Build Status repostatus-img LinearSegmentation Downloads

This is a small package that performs linear segmented regression: fitting piecewise linear functions to data, and simultaneously estimating the best breakpoints. Three algorithm are implemented, sliding_window, top_down, and shortest_path.

Interface

using LinearSegmentation

segments = segmentation_function(
    x_values, 
    y_values; 
    min_segment_length = minimum_segment_x_length, 
    fit_threshold = minimum_r2,
    fit_function = :r2,
    overlap = true,
)

Where segments = [idxs1, idxs2, ...] is an array of indices, with idxs1 corresponding to the indices of xs in the first segment, idxs2 the second segment, etc. Minimum segment lengths are specified with min_segment_length. By default, the goodness-of-fit is measured using the coefficient of determination (R²). Each segment must have a minimum R² of fit_threshold. Root mean squared error can also be used by setting fit_function = :rmse, and adjusting fit_threshold to a dataset dependent error threshold. In this case, the root mean squared error must be smaller than fit_threshold for each segment. By default, the end of a segment is also the start of the next segment, but this can be changed by setting overlap to false (resulting in disjoint segmentations).

Generate some data

N = 100
xs = collect(range(0, 3 * pi, length = N)) .+ 0.1 .* randn(N)
ys = sin.(xs) .+ 0.1 .* randn(N)

Raw data to be segmented

Sliding window

Uses a sliding window approach to segment the data: initially an empty segment is made, and data added to it until fit_threshold is reached. Then a new segment is made, and the process repeats until the data is exhausted. This algorithm is the cheapest to run, but may generate worse fits due to its simplicity.

segments = sliding_window(xs, ys; min_segment_length=1.2)

Sliding window segmentation

Top down

This algorithm recursively splits the data into two parts, attempting to find segments that are both long enough, and have a good enough fit (set via the kwargs).

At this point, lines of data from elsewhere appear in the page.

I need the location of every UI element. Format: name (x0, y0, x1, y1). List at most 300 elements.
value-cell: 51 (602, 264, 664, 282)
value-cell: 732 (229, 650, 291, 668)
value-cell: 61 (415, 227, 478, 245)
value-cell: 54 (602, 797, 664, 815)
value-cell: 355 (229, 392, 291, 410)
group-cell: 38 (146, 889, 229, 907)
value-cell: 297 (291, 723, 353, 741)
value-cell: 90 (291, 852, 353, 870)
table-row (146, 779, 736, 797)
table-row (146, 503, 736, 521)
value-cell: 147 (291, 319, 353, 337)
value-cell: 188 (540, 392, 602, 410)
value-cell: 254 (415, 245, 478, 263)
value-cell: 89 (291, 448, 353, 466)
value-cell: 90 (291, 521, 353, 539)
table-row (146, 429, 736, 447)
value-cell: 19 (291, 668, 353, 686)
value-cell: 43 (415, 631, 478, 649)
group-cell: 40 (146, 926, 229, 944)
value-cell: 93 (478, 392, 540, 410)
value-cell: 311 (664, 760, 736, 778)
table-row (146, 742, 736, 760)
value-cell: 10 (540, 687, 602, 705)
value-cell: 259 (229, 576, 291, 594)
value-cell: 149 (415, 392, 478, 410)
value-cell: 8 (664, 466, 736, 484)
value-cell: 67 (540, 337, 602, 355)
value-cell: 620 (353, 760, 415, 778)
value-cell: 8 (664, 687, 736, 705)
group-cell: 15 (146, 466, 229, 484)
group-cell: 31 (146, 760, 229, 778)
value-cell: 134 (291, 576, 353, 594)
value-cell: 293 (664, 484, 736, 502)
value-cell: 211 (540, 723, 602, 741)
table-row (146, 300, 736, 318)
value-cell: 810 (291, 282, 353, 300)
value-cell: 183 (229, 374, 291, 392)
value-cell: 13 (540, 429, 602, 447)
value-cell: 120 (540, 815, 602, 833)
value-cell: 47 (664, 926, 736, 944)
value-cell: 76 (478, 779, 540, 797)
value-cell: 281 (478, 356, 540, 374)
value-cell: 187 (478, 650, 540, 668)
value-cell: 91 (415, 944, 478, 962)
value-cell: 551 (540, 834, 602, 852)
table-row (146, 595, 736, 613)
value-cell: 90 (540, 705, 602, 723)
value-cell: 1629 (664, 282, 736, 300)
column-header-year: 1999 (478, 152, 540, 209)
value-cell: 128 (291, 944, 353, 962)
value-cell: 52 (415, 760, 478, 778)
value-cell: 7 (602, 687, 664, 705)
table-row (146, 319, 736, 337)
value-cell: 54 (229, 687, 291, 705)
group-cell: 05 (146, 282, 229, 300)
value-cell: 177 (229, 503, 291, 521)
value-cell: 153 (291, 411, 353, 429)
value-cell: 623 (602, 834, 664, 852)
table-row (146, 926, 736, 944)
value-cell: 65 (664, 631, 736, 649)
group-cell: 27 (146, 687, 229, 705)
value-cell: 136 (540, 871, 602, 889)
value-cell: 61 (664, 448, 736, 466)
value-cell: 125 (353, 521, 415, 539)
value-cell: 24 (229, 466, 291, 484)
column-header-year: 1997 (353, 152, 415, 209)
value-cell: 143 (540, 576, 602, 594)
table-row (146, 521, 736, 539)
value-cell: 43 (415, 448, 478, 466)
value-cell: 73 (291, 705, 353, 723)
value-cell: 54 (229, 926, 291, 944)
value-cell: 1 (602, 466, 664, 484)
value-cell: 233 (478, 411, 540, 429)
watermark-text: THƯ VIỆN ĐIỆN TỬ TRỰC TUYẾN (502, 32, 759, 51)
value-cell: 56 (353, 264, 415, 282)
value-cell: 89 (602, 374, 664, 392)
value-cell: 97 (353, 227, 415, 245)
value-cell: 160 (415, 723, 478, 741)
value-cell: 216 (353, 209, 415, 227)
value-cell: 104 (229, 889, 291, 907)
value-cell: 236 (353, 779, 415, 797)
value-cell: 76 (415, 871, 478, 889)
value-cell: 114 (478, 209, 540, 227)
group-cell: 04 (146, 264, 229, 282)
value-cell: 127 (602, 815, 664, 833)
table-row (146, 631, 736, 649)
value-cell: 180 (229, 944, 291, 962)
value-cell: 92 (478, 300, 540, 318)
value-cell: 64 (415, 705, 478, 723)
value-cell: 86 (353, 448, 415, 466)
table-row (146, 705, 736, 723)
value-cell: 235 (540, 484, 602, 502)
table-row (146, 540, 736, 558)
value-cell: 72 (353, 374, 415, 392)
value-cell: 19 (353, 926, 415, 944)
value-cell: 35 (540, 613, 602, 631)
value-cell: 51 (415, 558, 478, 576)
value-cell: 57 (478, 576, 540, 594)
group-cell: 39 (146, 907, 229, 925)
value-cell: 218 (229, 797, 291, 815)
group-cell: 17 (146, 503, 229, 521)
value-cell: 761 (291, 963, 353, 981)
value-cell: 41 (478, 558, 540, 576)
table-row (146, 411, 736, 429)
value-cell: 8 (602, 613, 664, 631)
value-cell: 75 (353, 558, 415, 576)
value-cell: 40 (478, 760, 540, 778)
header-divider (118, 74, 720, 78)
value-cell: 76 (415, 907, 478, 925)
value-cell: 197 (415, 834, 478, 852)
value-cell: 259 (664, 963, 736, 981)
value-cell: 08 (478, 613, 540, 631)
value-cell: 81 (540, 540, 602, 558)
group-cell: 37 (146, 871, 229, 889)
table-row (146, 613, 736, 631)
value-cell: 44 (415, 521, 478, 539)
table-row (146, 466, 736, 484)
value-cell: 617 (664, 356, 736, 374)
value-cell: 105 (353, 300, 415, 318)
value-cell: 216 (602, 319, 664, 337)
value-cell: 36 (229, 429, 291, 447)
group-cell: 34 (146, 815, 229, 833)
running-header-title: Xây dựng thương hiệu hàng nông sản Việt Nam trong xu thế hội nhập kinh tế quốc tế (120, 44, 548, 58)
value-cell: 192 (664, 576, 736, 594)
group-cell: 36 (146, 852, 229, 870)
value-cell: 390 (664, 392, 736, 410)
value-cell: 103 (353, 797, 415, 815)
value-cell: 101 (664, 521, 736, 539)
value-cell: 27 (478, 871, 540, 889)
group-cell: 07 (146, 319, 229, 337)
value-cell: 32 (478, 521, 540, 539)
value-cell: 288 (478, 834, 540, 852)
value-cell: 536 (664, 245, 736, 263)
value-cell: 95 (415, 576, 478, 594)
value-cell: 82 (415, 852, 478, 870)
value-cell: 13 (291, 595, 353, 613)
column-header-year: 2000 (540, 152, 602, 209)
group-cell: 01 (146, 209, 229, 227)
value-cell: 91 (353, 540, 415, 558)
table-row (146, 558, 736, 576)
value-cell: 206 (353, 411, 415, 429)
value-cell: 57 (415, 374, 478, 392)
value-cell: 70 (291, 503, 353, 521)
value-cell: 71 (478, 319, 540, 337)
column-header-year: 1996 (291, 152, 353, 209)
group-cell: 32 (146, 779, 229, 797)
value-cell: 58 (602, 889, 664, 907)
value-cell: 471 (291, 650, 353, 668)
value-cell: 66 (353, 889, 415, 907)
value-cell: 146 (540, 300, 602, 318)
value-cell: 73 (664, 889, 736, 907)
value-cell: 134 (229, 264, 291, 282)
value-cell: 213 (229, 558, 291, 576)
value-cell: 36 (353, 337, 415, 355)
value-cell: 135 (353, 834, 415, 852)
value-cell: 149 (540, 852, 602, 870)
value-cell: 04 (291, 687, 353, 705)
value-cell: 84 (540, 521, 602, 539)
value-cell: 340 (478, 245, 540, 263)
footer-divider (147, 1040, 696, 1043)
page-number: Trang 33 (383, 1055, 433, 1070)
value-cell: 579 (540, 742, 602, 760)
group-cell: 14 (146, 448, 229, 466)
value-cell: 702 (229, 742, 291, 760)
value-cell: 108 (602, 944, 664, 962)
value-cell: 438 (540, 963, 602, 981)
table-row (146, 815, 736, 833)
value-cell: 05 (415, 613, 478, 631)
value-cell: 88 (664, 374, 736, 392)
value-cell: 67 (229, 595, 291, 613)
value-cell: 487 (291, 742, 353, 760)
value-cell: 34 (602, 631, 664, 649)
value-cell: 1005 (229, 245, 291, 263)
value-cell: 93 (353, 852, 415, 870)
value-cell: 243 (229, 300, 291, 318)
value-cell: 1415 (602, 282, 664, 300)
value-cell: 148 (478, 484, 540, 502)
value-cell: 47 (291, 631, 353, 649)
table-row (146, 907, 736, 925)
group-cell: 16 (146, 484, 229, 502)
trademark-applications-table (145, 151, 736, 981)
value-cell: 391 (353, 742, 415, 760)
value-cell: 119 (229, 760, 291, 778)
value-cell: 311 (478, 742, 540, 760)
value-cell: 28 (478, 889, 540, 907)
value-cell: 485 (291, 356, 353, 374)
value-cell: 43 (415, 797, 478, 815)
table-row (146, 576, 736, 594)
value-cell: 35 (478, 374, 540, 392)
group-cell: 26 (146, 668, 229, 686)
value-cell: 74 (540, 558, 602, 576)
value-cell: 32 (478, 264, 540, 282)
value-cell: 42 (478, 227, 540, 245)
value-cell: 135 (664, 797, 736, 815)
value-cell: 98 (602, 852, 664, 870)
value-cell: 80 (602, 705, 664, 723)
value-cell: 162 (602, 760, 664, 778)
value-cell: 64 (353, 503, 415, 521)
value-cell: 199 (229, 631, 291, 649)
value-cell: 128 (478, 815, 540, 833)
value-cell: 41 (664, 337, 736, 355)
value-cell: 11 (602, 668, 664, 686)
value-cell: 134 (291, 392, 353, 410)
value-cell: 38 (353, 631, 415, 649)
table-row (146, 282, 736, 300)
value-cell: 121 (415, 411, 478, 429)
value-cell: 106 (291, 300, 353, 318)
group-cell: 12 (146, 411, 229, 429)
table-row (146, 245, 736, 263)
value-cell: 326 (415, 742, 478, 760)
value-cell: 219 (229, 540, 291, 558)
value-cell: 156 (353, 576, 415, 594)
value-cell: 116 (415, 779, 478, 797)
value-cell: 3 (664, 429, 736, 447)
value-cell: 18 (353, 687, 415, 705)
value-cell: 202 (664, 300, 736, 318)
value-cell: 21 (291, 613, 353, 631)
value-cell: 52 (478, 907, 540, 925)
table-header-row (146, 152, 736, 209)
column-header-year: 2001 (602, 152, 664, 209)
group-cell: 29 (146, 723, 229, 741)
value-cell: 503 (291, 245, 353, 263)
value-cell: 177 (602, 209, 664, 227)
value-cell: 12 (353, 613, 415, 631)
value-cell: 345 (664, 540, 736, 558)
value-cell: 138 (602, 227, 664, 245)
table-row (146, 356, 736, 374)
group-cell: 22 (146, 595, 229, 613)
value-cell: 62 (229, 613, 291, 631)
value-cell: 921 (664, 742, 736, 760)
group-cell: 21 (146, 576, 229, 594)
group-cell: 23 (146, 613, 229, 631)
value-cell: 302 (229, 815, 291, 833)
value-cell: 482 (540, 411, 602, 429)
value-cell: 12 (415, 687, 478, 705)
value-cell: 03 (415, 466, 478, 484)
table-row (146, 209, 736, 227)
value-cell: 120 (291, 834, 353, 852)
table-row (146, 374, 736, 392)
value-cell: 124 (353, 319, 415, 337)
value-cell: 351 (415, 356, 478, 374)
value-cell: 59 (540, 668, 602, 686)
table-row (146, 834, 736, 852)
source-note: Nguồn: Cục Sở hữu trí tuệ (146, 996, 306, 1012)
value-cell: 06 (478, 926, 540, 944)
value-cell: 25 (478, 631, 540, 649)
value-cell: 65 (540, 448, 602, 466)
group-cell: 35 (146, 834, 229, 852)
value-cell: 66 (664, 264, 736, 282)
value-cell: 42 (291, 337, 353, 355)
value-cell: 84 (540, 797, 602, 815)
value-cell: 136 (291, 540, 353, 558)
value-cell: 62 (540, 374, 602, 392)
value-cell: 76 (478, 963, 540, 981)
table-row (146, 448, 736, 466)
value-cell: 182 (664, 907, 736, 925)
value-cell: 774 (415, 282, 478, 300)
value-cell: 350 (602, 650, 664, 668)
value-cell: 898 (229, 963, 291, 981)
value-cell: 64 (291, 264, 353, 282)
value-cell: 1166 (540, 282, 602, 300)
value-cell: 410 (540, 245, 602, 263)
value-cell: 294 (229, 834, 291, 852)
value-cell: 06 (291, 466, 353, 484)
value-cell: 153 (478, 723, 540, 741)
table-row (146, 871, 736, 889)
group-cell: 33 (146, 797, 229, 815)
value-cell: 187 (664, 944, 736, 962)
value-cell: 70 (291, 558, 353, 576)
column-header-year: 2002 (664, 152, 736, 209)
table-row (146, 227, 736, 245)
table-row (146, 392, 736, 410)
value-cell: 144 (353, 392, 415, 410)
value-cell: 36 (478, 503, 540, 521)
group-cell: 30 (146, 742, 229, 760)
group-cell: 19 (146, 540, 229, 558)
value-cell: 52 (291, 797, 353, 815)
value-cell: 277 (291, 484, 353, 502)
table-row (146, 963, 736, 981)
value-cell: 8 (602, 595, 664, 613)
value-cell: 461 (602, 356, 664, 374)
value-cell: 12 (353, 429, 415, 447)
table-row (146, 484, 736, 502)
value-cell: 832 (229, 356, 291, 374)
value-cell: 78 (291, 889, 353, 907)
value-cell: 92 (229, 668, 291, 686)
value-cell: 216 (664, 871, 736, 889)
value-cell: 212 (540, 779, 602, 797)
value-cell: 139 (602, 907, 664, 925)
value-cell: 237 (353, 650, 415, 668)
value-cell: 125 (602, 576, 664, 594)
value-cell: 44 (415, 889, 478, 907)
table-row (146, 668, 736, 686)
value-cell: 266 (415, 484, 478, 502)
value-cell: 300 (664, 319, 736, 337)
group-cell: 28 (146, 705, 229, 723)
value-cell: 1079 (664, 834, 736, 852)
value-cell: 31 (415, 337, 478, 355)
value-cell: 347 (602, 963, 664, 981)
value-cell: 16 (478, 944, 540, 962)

segments = top_down(xs, ys; min_segment_length=1.2)

Top down segmentation

Shortest path

This algorithm is my take on the dynamic programming approaches used by the R packages listed below (NB: not equivalent implementations!). In essence, a weighted directional graph is constructed, where each node corresponds to an index of xs, and the edge weight between nodes corresponds to the goodness-of-fit measure between the two nodes (segment length restrictions and maximum error are both incorporated). The shortest weighted path that spans xs is the found with Graphs.a_star (see Graphs.jl), and should correspond to the best segmentation.

segments = shortest_path(xs, ys; min_segment_length=1.2)

Shortest Path segmentation

Other useful resources

  1. https://cran.r-project.org/web/packages/dpseg/vignettes/dpseg.html
  2. https://winvector.github.io/RcppDynProg/
  3. E. Keogh, S. Chu, D. Hart and M. Pazzani, "An online algorithm for segmenting time series," Proceedings 2001 IEEE International Conference on Data Mining, San Jose, CA, USA, 2001, pp. 289-296, doi: 10.1109/ICDM.2001.989531.